The increased differences between each character’s performance in combat add a lot to the fighting system, and I can see it really impacting the game in later episodes when your party is up to its full complement. So far, in the first episode, the game has already made me think a lot more about party composition. This is a notable improvement over encouraging you to plop the two characters you like best and Cloud together and never look back.
Final Fantasy VII Remake Review | Risktaking
There’s a ton more I’d love to say about Final Fantasy VII Remake, but I don’t want to spoil the experience for anyone. While it may seem like Square Enix mostly played it safe from what I’ve said so far, that’s anywhere but the truth. This remake really stretches the definition of the word by adding an incredible amount of depth to the source material.
The only misgiving I have as a reviewer is that those who haven’t played the original Final Fantasy VII may not get as much out of the experience as a longtime fan. This game is obviously developed for those who have played and love FF7, and I think a lot of the nuance of both the new content and the plot additions will be lost if you’re not familiar with the source material.

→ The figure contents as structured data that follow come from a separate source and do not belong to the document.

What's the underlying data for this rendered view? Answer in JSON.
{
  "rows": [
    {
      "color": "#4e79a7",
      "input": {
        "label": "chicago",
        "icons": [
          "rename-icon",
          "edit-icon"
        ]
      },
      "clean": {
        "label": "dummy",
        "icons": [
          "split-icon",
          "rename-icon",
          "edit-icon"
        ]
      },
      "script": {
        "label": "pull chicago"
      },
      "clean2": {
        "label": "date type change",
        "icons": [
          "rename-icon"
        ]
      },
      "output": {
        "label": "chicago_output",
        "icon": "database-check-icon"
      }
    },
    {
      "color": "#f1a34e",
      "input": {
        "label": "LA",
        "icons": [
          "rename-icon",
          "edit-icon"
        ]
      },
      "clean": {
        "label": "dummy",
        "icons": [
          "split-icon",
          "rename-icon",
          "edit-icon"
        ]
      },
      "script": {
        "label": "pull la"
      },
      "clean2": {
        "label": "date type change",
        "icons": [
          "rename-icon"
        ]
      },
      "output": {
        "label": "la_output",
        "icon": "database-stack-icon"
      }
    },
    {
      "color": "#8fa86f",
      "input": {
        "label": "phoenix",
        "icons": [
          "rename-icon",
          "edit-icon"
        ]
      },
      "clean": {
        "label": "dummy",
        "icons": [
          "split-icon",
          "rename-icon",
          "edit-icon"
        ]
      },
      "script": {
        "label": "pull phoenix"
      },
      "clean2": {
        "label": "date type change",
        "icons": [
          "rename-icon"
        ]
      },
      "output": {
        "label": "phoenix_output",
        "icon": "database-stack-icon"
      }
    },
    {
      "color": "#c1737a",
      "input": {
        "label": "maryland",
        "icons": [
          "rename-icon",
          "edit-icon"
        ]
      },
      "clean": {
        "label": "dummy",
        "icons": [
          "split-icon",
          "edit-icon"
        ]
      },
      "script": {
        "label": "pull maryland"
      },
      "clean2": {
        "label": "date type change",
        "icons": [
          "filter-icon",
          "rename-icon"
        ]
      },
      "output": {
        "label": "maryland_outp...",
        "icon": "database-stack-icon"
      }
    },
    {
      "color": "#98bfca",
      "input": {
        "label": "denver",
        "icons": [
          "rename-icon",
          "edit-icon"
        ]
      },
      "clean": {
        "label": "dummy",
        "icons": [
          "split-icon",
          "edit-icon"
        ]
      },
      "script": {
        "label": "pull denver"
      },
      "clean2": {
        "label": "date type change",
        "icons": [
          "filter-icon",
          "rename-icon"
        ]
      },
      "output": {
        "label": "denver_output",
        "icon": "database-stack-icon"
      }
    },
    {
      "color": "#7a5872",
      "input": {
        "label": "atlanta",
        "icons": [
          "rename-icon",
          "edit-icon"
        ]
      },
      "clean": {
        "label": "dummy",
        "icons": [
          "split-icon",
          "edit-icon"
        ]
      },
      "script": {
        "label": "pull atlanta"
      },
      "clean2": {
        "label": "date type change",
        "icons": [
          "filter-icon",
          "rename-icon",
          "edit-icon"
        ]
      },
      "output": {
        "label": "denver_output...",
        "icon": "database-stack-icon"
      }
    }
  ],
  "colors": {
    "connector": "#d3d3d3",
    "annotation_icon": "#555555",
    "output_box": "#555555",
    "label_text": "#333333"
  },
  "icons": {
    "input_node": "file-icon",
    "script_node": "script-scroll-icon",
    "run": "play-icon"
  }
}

I applaud the team behind Final Fantasy VII Remake for not targeting it toward the lowest common denominator and going above and beyond to make the game an experience that will surprise even those who know FF7 backward and forward. It would have been a lot easier to just stick to a 1:1 graphical update of the original game, but Final Fantasy VII Remake is so much more than that.
Final Fantasy VII Remake Review | Revisiting an icon
I adored the 40 hours I spent in Midgar, and they passed far too quickly. I can’t wait to see how the second episode of the remake series turns out, and it feels like I’m back in 1997, staring bright-eyed out into the distance at the end of Midgar’s highway.
Square Enix took a gamble with Final Fantasy VII Remake, and not everyone is going to be happy with it. This will likely be a divisive title amongst the fanbase. However, I’m someone who played the original game when it released, and it’s one of my favorite games of all time, and I was absolutely thrilled with this reimagining.
My recommendation is to go into Midgar with an open mind and allow it to wash over you. Final Fantasy VII Remake is a video game experience we only get every once in a while, and it’s one of the best titles I’ve ever had the pleasure of playing.
GameRevolution reviewed Final Fantasy VII Remake on PS4 with a copy provided by the publisher.